Visual Diagnostics at Scale
2019-09-05 , Track 2 (Baroja)

Machine learning is a search for the best combination of features, model, and hyperparameters. But as data grow, so does the search space! Fortunately, visual diagnostics can focus our search and allow us to steer modeling purposefully, and at scale.


Even with a modestly-sized dataset, the hunt for the most effective machine learning model is hard. Arriving at the optimal combination of features, algorithm, and hyperparameters frequently requires significant experimentation and iteration. This leads some of us to stay inside algorithmic comfort zones, some to trail off on random walks, and others to resort to automated processes like gridsearch. But whatever path we take, we are often left in doubt about whether our final solution really is the optimal one. And as our datasets grow in size and dimension, so too does this ambiguity.

Fortunately, many of us have developed strategies for steering model search. Open source libraries like seaborn, pandas and yellowbrick can help make machine learning more informed with visual diagnostic tools like histograms, correlation matrices, parallel coordinates, manifold embeddings, validation and learning curves, residuals plots, and classification heatmaps. These tools enable us to tune our models with visceral cues that allow us to be more strategic in our choices. Visualizing feature transformations, algorithmic behavior, cross-validation methods, and model performance allows us a peek into the multi-dimensional realm in which our models operate.

However, large, high-dimensional datasets can prove particularly difficult to explore. Not only do the majority of people struggle to visualize anything beyond two- or three-dimensional space, many of our favorite open source Python tools are not designed to be performant with arbitrarily big data.
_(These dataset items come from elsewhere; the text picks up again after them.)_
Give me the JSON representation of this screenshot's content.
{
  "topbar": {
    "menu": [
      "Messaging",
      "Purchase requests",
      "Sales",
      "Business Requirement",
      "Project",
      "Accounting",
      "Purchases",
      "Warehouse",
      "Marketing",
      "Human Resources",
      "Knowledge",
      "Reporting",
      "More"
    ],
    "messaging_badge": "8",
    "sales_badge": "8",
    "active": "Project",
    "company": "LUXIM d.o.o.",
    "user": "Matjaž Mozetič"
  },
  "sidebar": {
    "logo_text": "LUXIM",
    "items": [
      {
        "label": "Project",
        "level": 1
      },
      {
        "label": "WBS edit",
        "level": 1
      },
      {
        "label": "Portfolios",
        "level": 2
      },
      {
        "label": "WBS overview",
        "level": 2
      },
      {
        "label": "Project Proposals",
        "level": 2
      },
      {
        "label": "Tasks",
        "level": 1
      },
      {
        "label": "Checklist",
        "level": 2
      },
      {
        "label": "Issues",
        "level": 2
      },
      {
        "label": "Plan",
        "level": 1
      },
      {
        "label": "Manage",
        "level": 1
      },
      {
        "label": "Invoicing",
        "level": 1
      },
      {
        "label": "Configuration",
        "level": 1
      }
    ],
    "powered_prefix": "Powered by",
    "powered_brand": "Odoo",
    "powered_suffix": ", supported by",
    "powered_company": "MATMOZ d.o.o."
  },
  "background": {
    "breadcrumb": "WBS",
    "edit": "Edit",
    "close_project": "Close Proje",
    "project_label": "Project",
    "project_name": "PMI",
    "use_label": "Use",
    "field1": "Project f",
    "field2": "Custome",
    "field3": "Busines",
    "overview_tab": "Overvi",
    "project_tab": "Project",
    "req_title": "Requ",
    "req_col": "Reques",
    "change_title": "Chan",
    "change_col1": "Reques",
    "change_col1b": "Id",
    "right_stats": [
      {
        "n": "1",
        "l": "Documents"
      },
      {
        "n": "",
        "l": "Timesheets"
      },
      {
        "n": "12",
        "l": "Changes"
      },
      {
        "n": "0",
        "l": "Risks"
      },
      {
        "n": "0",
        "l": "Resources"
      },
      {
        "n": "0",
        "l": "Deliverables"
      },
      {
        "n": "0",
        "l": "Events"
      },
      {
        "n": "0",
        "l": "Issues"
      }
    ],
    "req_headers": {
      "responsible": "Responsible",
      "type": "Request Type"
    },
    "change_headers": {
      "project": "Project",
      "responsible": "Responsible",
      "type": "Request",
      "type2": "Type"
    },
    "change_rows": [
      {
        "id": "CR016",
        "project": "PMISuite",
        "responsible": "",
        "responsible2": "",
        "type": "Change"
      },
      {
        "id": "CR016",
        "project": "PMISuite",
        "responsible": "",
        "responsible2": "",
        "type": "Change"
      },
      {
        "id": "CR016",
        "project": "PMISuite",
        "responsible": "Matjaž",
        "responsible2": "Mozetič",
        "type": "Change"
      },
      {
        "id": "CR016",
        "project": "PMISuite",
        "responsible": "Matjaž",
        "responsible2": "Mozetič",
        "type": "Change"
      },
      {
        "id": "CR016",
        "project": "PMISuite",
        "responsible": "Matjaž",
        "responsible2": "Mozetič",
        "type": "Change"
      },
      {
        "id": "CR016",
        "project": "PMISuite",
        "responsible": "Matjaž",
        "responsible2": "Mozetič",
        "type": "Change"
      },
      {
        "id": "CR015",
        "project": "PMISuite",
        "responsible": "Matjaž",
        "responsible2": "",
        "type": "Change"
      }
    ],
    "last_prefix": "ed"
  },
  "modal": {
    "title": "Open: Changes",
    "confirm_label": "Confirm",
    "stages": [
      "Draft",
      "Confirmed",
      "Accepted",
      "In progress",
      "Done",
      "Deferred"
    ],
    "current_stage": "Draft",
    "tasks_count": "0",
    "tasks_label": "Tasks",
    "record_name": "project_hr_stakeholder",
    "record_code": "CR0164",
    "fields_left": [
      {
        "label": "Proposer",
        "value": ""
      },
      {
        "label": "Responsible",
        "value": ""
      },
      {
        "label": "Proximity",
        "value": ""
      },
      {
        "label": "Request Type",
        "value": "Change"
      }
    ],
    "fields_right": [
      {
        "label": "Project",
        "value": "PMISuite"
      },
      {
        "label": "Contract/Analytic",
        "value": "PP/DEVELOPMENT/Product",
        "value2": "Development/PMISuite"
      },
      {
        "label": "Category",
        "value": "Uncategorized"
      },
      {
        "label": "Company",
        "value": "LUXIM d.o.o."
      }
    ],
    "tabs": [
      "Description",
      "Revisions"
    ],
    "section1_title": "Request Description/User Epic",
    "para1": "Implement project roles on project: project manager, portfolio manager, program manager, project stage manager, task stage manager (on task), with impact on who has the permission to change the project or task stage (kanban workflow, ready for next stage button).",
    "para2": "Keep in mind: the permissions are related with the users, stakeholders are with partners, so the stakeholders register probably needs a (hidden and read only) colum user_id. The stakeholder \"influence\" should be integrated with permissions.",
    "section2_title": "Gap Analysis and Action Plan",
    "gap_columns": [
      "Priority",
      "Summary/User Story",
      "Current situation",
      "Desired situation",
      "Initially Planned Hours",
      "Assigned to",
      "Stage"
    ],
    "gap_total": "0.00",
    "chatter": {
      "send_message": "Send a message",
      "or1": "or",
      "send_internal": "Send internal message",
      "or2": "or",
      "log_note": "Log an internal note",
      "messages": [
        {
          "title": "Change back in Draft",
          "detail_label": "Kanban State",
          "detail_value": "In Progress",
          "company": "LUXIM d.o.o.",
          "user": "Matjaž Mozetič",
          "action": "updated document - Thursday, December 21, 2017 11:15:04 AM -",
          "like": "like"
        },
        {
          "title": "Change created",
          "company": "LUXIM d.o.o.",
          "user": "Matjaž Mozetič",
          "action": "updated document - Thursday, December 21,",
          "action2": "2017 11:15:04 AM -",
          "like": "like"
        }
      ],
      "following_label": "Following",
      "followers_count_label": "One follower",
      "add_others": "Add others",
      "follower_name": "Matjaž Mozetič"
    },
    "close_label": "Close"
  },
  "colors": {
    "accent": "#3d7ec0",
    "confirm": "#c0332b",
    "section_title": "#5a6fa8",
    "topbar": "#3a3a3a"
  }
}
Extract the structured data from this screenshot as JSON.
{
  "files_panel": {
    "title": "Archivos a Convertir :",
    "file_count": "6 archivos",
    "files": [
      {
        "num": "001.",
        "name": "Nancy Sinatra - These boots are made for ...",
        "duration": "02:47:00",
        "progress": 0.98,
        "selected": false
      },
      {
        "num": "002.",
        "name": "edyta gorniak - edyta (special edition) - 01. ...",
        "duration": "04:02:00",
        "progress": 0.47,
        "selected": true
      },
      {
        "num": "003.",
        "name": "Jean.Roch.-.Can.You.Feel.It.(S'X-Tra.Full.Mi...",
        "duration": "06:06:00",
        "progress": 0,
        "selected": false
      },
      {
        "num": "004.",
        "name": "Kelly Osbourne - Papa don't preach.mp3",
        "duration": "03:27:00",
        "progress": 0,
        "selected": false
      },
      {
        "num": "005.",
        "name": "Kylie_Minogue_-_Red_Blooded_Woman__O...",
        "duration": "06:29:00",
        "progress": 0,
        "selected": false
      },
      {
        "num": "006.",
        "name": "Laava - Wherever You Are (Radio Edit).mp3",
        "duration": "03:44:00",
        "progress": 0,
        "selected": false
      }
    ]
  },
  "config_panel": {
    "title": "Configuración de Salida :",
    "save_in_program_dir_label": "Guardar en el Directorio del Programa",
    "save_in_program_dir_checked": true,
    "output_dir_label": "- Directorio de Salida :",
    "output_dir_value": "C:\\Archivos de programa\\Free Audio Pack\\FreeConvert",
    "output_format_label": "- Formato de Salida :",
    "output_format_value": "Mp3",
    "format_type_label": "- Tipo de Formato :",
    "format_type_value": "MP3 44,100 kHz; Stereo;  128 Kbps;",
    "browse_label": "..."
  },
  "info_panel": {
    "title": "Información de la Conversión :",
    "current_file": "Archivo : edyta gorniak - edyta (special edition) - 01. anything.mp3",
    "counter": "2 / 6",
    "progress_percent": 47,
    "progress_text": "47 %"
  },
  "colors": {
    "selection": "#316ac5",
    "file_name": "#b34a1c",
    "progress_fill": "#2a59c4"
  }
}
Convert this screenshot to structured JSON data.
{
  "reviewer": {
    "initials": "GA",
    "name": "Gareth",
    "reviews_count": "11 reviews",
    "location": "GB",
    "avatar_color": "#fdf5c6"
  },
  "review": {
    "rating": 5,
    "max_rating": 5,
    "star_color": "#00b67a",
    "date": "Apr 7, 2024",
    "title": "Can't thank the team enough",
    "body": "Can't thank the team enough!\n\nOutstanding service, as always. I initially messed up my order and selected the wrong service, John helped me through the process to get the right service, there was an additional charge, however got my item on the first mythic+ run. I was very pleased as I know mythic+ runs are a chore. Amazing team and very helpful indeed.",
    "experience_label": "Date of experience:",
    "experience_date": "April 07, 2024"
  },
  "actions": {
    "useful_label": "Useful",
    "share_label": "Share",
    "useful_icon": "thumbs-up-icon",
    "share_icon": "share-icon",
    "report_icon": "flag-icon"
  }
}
So how well do our favorite visualization techniques hold up to large, complex datasets?

In this talk, we'll consider a suite of visual diagnostics — some familiar and some new — and explore their strengths and weaknesses with several publicly available datasets of varying size. Which suffer most from the curse of dimensionality in face of increasingly big data? What are the workarounds (e.g. sampling, brushing, filtering, etc.) and when should we use them? And most importantly, how can we continue to steer the machine learning process — not only purposefully but at scale?


Project Homepage / Git

https://github.com/districtdatalabs/yellowbrick

Project Homepage / Git

https://github.com/districtdatalabs/yellowbrick

Abstract as a tweet

How to do #machinelearning thoughtfully AND at scale? Use Scikit-Yellowbrick to visualize feature selection, model evaluation, and hyperparameter and steer towards more informed modeling!

Python Skill Level

basic

Domain Expertise

none

Domains

Big Data, Data Visualisation, Machine Learning, Open Source

Dr. Rebecca Bilbro is a data scientist, Python and Go programmer, teacher, speaker, and author in Washington, DC. She specializes in visual diagnostics for machine learning, from feature analysis to model selection and hyperparameter tuning, and has conducted research on natural language processing, semantic network extraction, entity resolution, and high dimensional information visualization. An active contributor to the open source software community, Rebecca enjoys collaborating with other developers on inclusive projects like Scikit-Yellowbrick - a pure Python visualization package for machine learning that extends scikit-learn and Matplotlib to support model selection and diagnostics. In her spare time, she can often be found either out-of-doors riding bicycles with her family or inside practicing the ukulele. Rebecca earned her doctorate from the University of Illinois, Urbana-Champaign, where her research centered on communication and visualization in engineering.